The Nikkei index plunged in trading Tuesday (01:14), down 490.75 points and shedding over 4% of its value. The Sydney All Ordinaries were down 2.41% (01:34) off 117.60 points.
The steep drop in Tokyo and Sydney followed a dark day on Wall Street: the Dow Jones Industrial Average (DJIA) lost 504.48 points or 4.42%: its biggest single day drop in seven years.
The BBC online reported Monday night that turmoil in the markets would continue, according to US Treasury Secretary Henry Paulson, until the housing market corrects itself. When, or even if, that self-correction would occur without concerted government intervention in the housing sector is far from certain.

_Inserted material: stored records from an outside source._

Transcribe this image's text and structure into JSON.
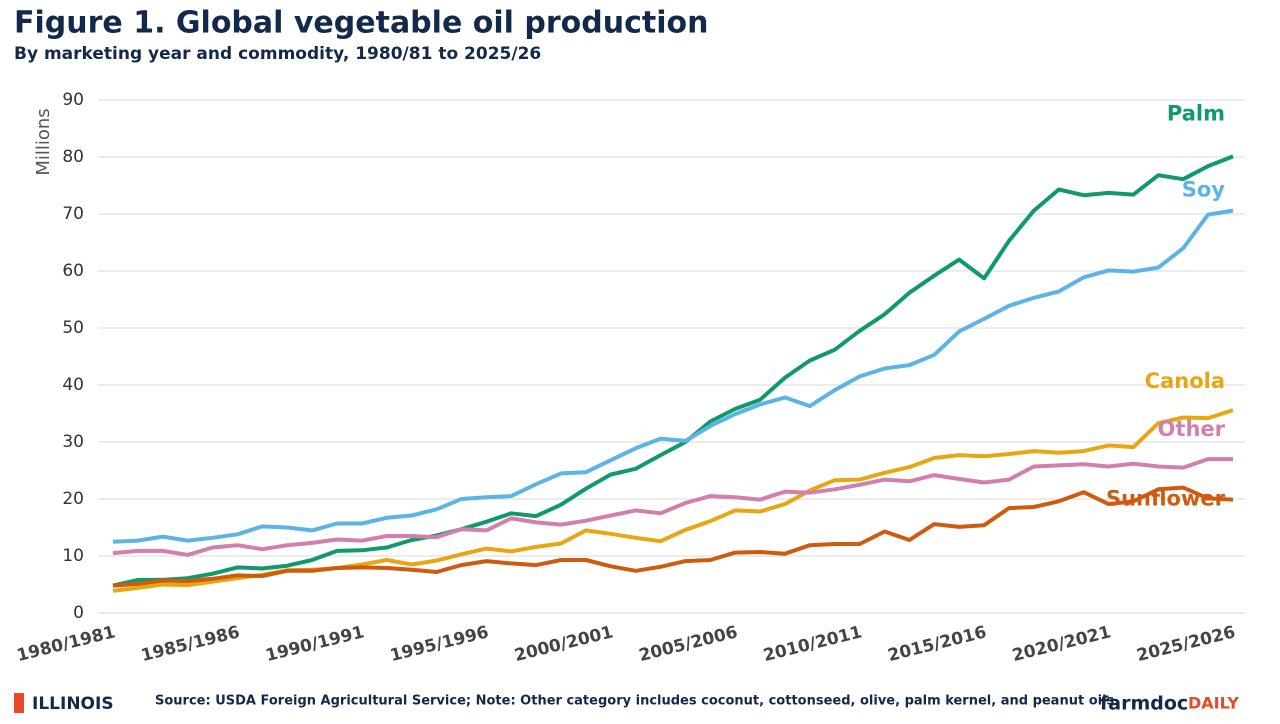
{
  "chart_data": {
    "type": "line",
    "title": "Figure 1. Global vegetable oil production",
    "subtitle": "By marketing year and commodity, 1980/81 to 2025/26",
    "y_label": "Millions",
    "categories": [
      "1980/1981",
      null,
      null,
      null,
      null,
      "1985/1986",
      null,
      null,
      null,
      null,
      "1990/1991",
      null,
      null,
      null,
      null,
      "1995/1996",
      null,
      null,
      null,
      null,
      "2000/2001",
      null,
      null,
      null,
      null,
      "2005/2006",
      null,
      null,
      null,
      null,
      "2010/2011",
      null,
      null,
      null,
      null,
      "2015/2016",
      null,
      null,
      null,
      null,
      "2020/2021",
      null,
      null,
      null,
      null,
      "2025/2026"
    ],
    "series": [
      {
        "name": "Palm",
        "color": "#0e9a6b",
        "values": [
          4.8,
          5.8,
          5.8,
          6.1,
          6.9,
          8.0,
          7.8,
          8.3,
          9.3,
          10.9,
          11.0,
          11.5,
          12.8,
          13.6,
          14.7,
          16.0,
          17.5,
          17.0,
          19.0,
          21.8,
          24.3,
          25.3,
          27.7,
          30.0,
          33.6,
          35.8,
          37.4,
          41.3,
          44.3,
          46.2,
          49.5,
          52.4,
          56.2,
          59.2,
          62.0,
          58.7,
          65.3,
          70.6,
          74.3,
          73.3,
          73.7,
          73.4,
          76.8,
          76.1,
          78.4,
          80.1
        ]
      },
      {
        "name": "Soy",
        "color": "#5bb4e5",
        "values": [
          12.5,
          12.7,
          13.4,
          12.7,
          13.2,
          13.8,
          15.2,
          15.0,
          14.5,
          15.7,
          15.7,
          16.7,
          17.1,
          18.2,
          20.0,
          20.3,
          20.5,
          22.6,
          24.5,
          24.7,
          26.8,
          28.9,
          30.6,
          30.2,
          32.8,
          34.9,
          36.6,
          37.8,
          36.3,
          39.1,
          41.5,
          42.9,
          43.5,
          45.3,
          49.4,
          51.6,
          53.9,
          55.3,
          56.4,
          58.9,
          60.1,
          59.9,
          60.6,
          64.0,
          69.9,
          70.6
        ]
      },
      {
        "name": "Canola",
        "color": "#e8a712",
        "values": [
          3.9,
          4.4,
          5.0,
          4.9,
          5.5,
          6.1,
          6.7,
          7.5,
          7.6,
          7.9,
          8.5,
          9.3,
          8.5,
          9.2,
          10.3,
          11.3,
          10.8,
          11.6,
          12.2,
          14.5,
          13.9,
          13.2,
          12.6,
          14.6,
          16.1,
          18.0,
          17.8,
          19.1,
          21.5,
          23.3,
          23.4,
          24.6,
          25.6,
          27.2,
          27.7,
          27.5,
          27.9,
          28.4,
          28.1,
          28.4,
          29.4,
          29.1,
          33.3,
          34.3,
          34.2,
          35.6
        ]
      },
      {
        "name": "Other",
        "color": "#d27fae",
        "values": [
          10.5,
          10.9,
          10.9,
          10.2,
          11.5,
          11.9,
          11.2,
          11.9,
          12.3,
          12.9,
          12.7,
          13.5,
          13.5,
          13.3,
          14.7,
          14.5,
          16.6,
          15.9,
          15.5,
          16.2,
          17.1,
          18.0,
          17.5,
          19.3,
          20.5,
          20.3,
          19.9,
          21.3,
          21.1,
          21.7,
          22.5,
          23.4,
          23.1,
          24.2,
          23.5,
          22.9,
          23.4,
          25.7,
          25.9,
          26.1,
          25.7,
          26.2,
          25.7,
          25.5,
          27.0,
          27.0
        ]
      },
      {
        "name": "Sunflower",
        "color": "#cf5b0e",
        "values": [
          4.8,
          5.1,
          5.7,
          5.6,
          6.0,
          6.6,
          6.5,
          7.4,
          7.4,
          7.9,
          8.0,
          7.9,
          7.6,
          7.2,
          8.4,
          9.1,
          8.7,
          8.4,
          9.3,
          9.3,
          8.2,
          7.4,
          8.1,
          9.1,
          9.3,
          10.6,
          10.7,
          10.4,
          11.9,
          12.1,
          12.1,
          14.3,
          12.8,
          15.6,
          15.1,
          15.4,
          18.4,
          18.6,
          19.6,
          21.2,
          19.1,
          19.6,
          21.7,
          22.0,
          20.1,
          19.9
        ]
      }
    ],
    "ylim": [
      0,
      90
    ],
    "yticks": [
      0,
      10,
      20,
      30,
      40,
      50,
      60,
      70,
      80,
      90
    ],
    "grid": true,
    "source": "Source: USDA Foreign Agricultural Service; Note: Other category includes coconut, cottonseed, olive, palm kernel, and peanut oils",
    "logo_left": "ILLINOIS",
    "logo_right": "farmdoc",
    "logo_right_suffix": "DAILY"
  }
}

The Asian Pacific region's opening trade on Tuesday left no doubt that most investors have little confidence that the housing situation---in the United States or elsewhere---was going to self-correct any time soon.
Yesterday's massive global sell-off across the board called into question US government policy on housing and a range of other economic issues. US retail sales in August were down, manufacturing is off, and unemployment, both new claims, sytemic joblessness, and underemployment, hampered investor confidence.
Those sorts of negative readings make the housing outlook bleaker and raise questions about the US government's current economic approach.
Lehman Brothers filing of Chapter 11 bankruptcy is suggestive of the sort of endemic, systemic hemorrhaging that is compunding problems in American markets.
Lehman Brothers problems were rooted in the bundling of subprime and Alt A mortgages that were subsequently hidden in funds in which the company invested. Since the values of those sorts of investments are "derived," not direct, the worth of the funds ultimately raised questions about the soundness of the investment bank. Since such shadow banking practices are unregulated in the US, no one seemed to know their value, not least Lehman itself. Dick Fuld, the CEO of the former Lehmans Brothers Holding, Inc. just last week proclaimed the company had sufficient assets and was undervalued. Potential buyers saw it differently.
When Lehmans went under its staff faced massive lay-offs further compunding the associated problems. That trend may be expected to continue until the US government finds the political will, philosophical rationalization, or public pressure to intervene. American officials judged Bear Stearns and the mortgage firms, Fannie Mae and Freddie Mac, indispensable. The adjudication on Lehmans reached another verdict.
One thing remains clear: the seas ahead remain very rough.